In the spinning-mills of the carnivorous Wasps, two methods of manufacture are employed to give the silken fabric greater toughness. On the one hand, the fabric is encrusted with numerous grains of sand, which produces an almost mineral shell wherein the silk has no other function than to serve as a cement for the stony materials. That is how the Bembeces, the Stizi, the Tachytes and the Palari work. On the other hand, the larva elaborates in its [103]stomach, in its chylific ventricle, a liquid varnish which it disgorges into the meshes of a rudimentary tissue of silk. Directly it trickles into the web, the varnish hardens and becomes a lacquer of exquisite daintiness. The larva next ejects at the base of the cocoon, in the form of a hard stercoral plug, the residue of the chemical process accomplished in its stomach for the elaboration of the varnish. This method is that of the Spheges, the Ammophilæ and the Scoliæ, who varnish the inner wrapper of their multiple cocoons; and of the Crabro-wasps, the Cerceres and the Philanthi,13 whose delicate cocoon consists of only a single thickness.
The Pelopæus adopts this last procedure. When finished, her work is an amber-yellow fabric suggesting the outer skin of an onion in fineness, colour, transparency and the rustling sound which it emits when fingered. Relatively long in comparison with its width, as is demanded by the capacity [104]of the cell and the slender form of the future insect, the cocoon is rounded at the top and suddenly truncated at the base, which is rendered hard and opaque by the stercoral plug, the by-product of the lacquer-factory.

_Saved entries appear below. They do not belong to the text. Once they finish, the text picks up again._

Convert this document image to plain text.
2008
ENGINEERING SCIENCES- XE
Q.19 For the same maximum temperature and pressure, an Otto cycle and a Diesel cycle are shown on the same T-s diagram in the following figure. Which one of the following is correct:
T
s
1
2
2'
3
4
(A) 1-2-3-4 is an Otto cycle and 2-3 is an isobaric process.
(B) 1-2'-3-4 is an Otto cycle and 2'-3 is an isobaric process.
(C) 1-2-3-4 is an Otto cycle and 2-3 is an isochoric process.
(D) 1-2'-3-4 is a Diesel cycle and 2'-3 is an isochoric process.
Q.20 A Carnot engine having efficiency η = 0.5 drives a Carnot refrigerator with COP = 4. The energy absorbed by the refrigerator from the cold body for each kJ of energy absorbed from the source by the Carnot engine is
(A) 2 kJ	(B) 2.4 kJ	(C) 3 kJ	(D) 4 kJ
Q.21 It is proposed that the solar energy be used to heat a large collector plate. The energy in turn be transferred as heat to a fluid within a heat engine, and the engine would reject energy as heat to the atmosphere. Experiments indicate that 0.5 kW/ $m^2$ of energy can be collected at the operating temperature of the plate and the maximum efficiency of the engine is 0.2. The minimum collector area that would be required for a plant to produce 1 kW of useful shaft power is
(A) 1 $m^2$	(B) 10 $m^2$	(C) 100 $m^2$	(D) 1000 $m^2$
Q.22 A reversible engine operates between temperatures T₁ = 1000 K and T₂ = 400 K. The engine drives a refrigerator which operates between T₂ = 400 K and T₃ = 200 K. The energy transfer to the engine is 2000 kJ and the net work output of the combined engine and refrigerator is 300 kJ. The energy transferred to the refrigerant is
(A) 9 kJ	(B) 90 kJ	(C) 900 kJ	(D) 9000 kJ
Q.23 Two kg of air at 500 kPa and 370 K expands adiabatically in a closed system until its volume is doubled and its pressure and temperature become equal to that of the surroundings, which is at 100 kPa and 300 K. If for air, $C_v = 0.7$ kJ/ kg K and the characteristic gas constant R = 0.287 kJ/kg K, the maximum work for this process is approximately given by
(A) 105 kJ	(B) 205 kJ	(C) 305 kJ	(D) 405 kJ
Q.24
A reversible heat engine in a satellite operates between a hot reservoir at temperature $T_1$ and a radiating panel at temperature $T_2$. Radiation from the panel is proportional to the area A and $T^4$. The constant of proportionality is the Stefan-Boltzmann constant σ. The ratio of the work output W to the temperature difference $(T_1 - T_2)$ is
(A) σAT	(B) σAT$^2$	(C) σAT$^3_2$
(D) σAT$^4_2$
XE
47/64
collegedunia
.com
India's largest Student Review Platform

The hatching-period varies, of course, according to the temperature and also according to certain conditions which I am not yet in a position to specify. One cocoon, woven in July, gives birth to the perfect insect in the course of August, two or three weeks after the larva’s period of activity; another, dating from August, opens a month later, in September; a third, no matter what its date of origin during the summer quarter, goes through the winter and does not burst until the end of June. By combining the birth-certificates recorded, I seem to distinguish three generations in the year, generations which are often but not invariably realized. The first appears at the end of June: this is the one whose cocoons have gone through the winter; the second is seen in August and the third in September. So long as the very hot weather lasts, evolution is rapid: three or four weeks suffice to complete the Pelopæus’ cycle. When September arrives, the fall in [105]temperature puts an end to these precocious broods; and the last larvæ have to wait for the return of the hot weather before they can undergo their transformation.